Opening Saturday, July 27th, from 1PM - 2PM
On view through Saturday, August 17th
Join us at moniquemeloche for a discussion between artists
Cheryl Pope and Brittney Leeanne Williams
Saturday, July 27 at 1pm
This event is free and open to the public
Seating is limited
In their current bodies of work, both artists investigate the classic and ubiquitous motif of the nude human form, updating this timeless theme by different means and to varying ends. Pope’s solo exhibition, BASKING NEVER HURT NO ONE, is currently on view and Williams is part of the concurrent and complementary group exhibition Show Me Yours. Both shows continue through August 17. Together, Pope and Williams will discuss the sources and influences of their explorations, arriving at new insights and avenues of reflection.
Cheryl Pope (b. 1980, lives and works in Chicago and New York) received her BFA and MA in Design from the School of the Art Institute, Chicago, where she is now an Adjunct Professor. BASKING NEVER HURT NO ONE is Pope’s fourth solo show with Monique Meloche. Although seemingly a departure from the performative, often sports-related projects for which she is known, this new body of work continues the artist’s examination of systematic social concerns, unexpected material interventions, and simultaneously introduces a novel formal language. Pope puts forth a personal intimacy as yet unseen in the artist’s oeuvre. Made of wool roving on cashmere – unspun wool needle-punched into a cashmere support – these “paintings” are textural explorations of the complicated sensuality evoked by a semi-anonymous biracial couple.

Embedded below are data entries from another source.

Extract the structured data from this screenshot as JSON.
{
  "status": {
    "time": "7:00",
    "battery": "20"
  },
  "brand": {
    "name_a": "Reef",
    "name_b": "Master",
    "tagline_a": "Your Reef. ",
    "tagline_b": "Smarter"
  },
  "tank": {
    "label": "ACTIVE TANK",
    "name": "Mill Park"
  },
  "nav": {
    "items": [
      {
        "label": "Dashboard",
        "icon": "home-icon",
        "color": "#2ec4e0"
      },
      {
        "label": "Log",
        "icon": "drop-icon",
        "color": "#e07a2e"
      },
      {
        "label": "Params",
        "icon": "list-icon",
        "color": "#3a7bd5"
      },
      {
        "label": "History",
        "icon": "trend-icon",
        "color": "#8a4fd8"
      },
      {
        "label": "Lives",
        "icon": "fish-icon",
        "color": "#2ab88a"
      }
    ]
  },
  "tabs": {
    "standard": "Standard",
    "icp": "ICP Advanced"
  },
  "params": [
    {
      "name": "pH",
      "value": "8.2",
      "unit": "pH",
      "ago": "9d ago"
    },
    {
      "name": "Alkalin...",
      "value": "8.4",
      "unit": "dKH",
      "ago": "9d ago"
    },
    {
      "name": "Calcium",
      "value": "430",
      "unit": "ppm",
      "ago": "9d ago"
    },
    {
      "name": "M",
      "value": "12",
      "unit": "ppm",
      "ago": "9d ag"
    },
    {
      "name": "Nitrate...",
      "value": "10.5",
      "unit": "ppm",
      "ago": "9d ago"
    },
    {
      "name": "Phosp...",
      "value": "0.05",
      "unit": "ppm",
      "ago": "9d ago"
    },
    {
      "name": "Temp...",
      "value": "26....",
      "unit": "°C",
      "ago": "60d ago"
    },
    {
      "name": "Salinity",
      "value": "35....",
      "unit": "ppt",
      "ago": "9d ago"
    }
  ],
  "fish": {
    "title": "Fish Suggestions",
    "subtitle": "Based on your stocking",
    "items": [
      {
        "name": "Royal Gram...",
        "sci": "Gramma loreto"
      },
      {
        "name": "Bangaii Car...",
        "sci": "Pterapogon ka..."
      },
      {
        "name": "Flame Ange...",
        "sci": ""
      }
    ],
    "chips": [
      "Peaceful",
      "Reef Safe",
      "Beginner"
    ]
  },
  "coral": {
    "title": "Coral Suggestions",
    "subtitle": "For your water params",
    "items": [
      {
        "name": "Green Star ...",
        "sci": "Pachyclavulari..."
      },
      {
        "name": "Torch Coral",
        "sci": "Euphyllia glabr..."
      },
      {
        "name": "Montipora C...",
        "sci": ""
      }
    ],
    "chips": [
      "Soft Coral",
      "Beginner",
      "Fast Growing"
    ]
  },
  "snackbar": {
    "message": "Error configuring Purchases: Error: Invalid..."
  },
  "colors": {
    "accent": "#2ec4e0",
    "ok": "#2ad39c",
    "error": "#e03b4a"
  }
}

Brittney Leeanne Williams (b. 1990, lives in Chicago) attended the School of the Art Institute, Chicago, IL (2008-2009) and the Skowhegan School of Painting and Sculpture, ME (2017). She is currently an Emerging Artist Fellow at the Richard H. Driehaus Museum, Chicago. Williams explores the potential of the female body to both encapsulate and express a variety of psychological states. Acting as an amalgamation of both the artist’s identity, as well as that of her female family members, the bodies she depicts serve as communal symbols of hope and love, pain and loss.